I need to prove that $|M| \leq |W| \leq 2|M|, \forall G$ where $G$ is a graph, $M$ is a maximum matching for $G$ and $W$ is a minimum vertex cover for $G$. I have proven $|M| \leq |W|$ and have shown that if $2|M|$ vertices in $W$ are matched (this would be all of the matched vertices), there can be no more vertices in $W$. I am struggling to show that if not all of the matched vertices are in $W$ then there can not be $2|M| < |W|$. I have tried to think of the problem in many different ways but have come up short.

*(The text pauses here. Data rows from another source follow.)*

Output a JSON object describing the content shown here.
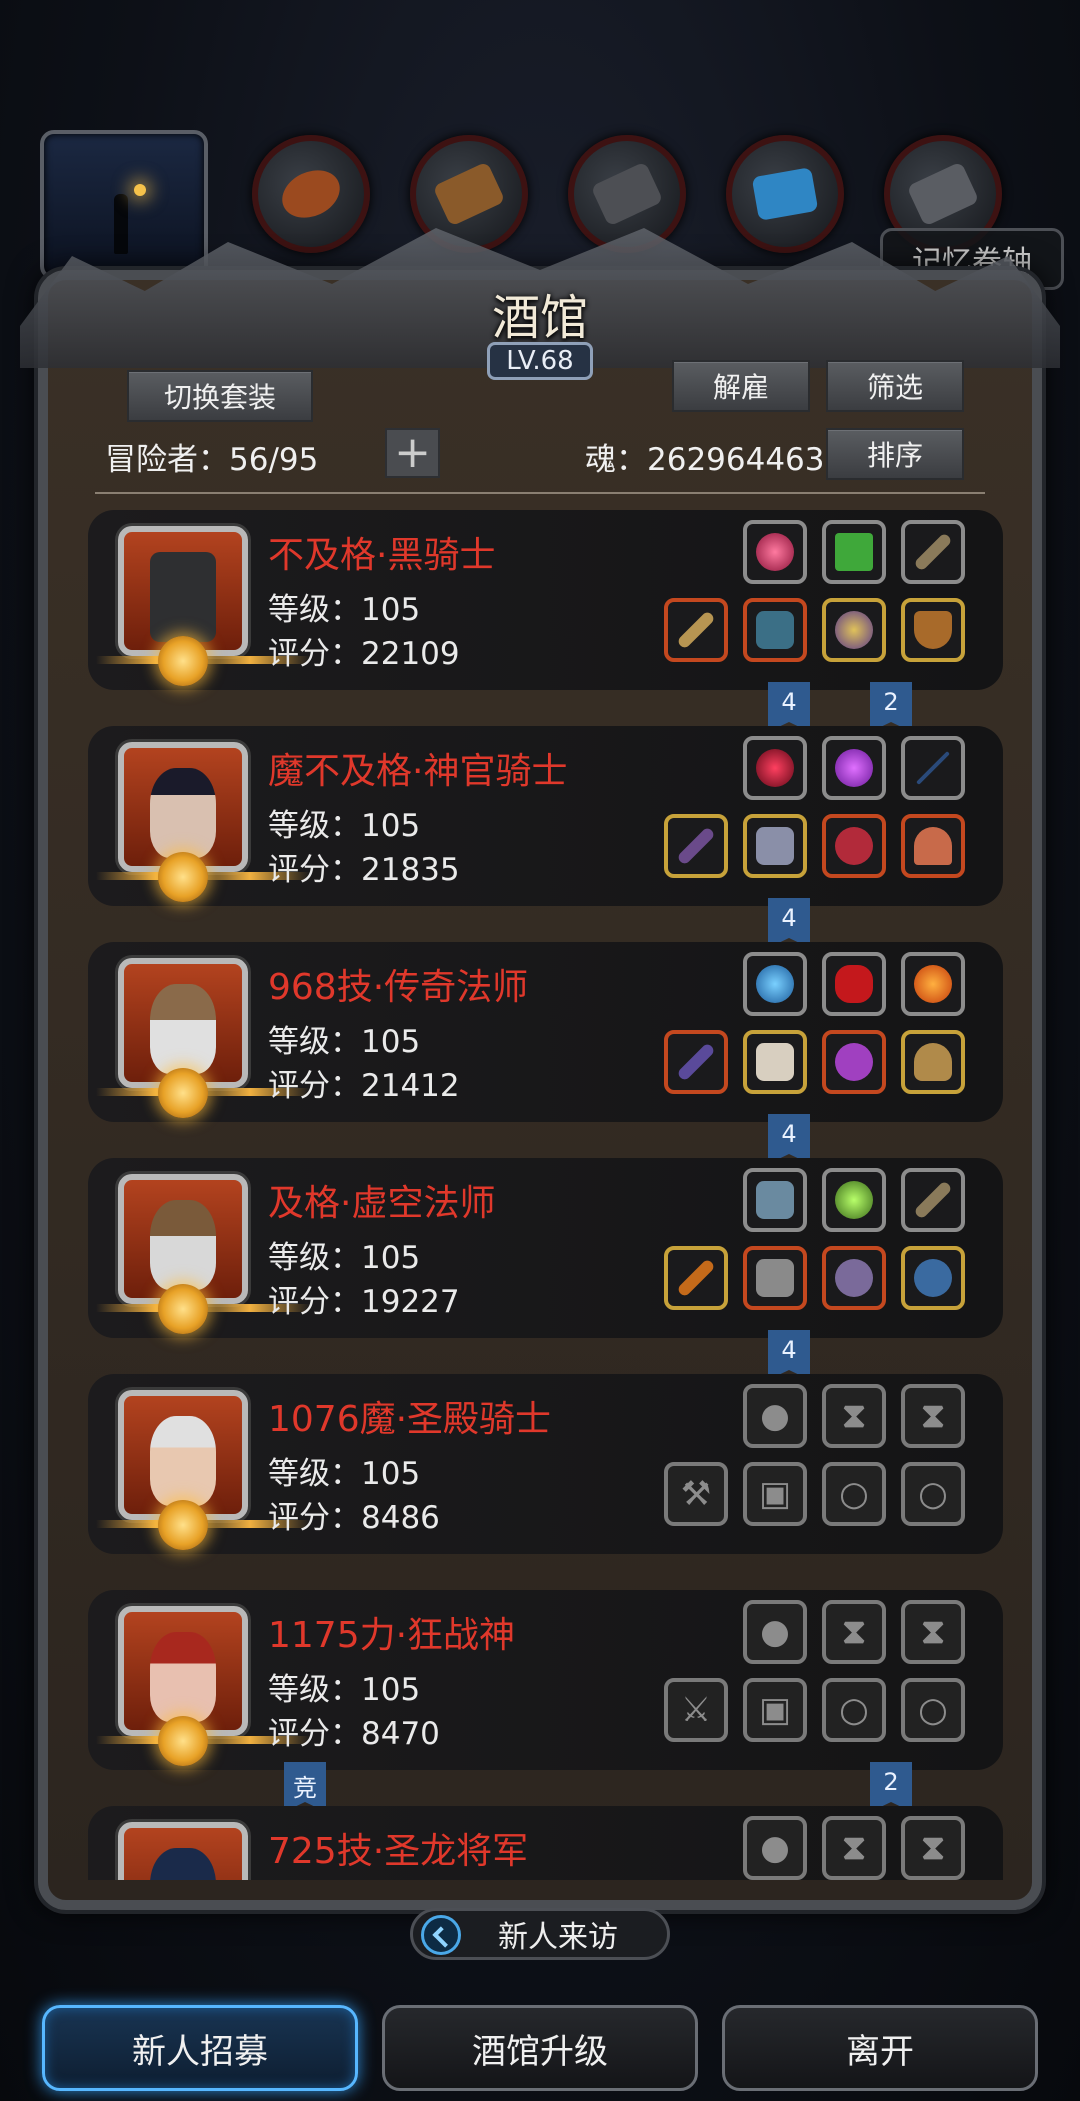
{
  "header": {
    "memory_scroll_label": "记忆卷轴",
    "title": "酒馆",
    "level": "LV.68"
  },
  "toolbar": {
    "switch_set_label": "切换套装",
    "dismiss_label": "解雇",
    "filter_label": "筛选",
    "sort_label": "排序",
    "adventurer_label": "冒险者：56/95",
    "plus_label": "+",
    "soul_label": "魂：262964463"
  },
  "adventurers": [
    {
      "name": "不及格·黑骑士",
      "level": "等级：105",
      "score": "评分：22109",
      "tags": [
        "4",
        "2"
      ]
    },
    {
      "name": "魔不及格·神官骑士",
      "level": "等级：105",
      "score": "评分：21835",
      "tags": [
        "4"
      ]
    },
    {
      "name": "968技·传奇法师",
      "level": "等级：105",
      "score": "评分：21412",
      "tags": [
        "4"
      ]
    },
    {
      "name": "及格·虚空法师",
      "level": "等级：105",
      "score": "评分：19227",
      "tags": [
        "4"
      ]
    },
    {
      "name": "1076魔·圣殿骑士",
      "level": "等级：105",
      "score": "评分：8486",
      "tags": []
    },
    {
      "name": "1175力·狂战神",
      "level": "等级：105",
      "score": "评分：8470",
      "tags": [
        "竞",
        "2"
      ]
    },
    {
      "name": "725技·圣龙将军",
      "level": "",
      "score": "",
      "tags": []
    }
  ],
  "footer": {
    "newcomer_label": "新人来访",
    "recruit_label": "新人招募",
    "upgrade_label": "酒馆升级",
    "leave_label": "离开"
  },
  "colors": {
    "name_red": "#e0382b",
    "tag_blue": "#2f5a8f",
    "active_blue": "#57b7ff"
  }
}
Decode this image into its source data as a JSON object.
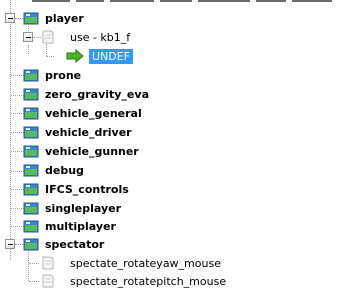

I feel like the fact that unmatched vertices in $W$ must be adjacent to at least one matched vertex not in $W$ is important somehow but I don't know how to take it further.
Thank you for the help.
Best Answer
In a maximum matching $M$, all unmatched vertices cannot be connected to each other – two adjacent unmatched vertices could be connected by an edge that can then be added to $M$, contradicting its maximality.
Thus, assuming the graph is connected and has at least one edge, every unmatched vertex is adjacent to some vertex incident to an edge in $M$.
The set of all vertices incident to edges in $M$ has cardinality $2|M|$ and forms a vertex cover for the graph by the above argument, showing $|W|\le2|M|$.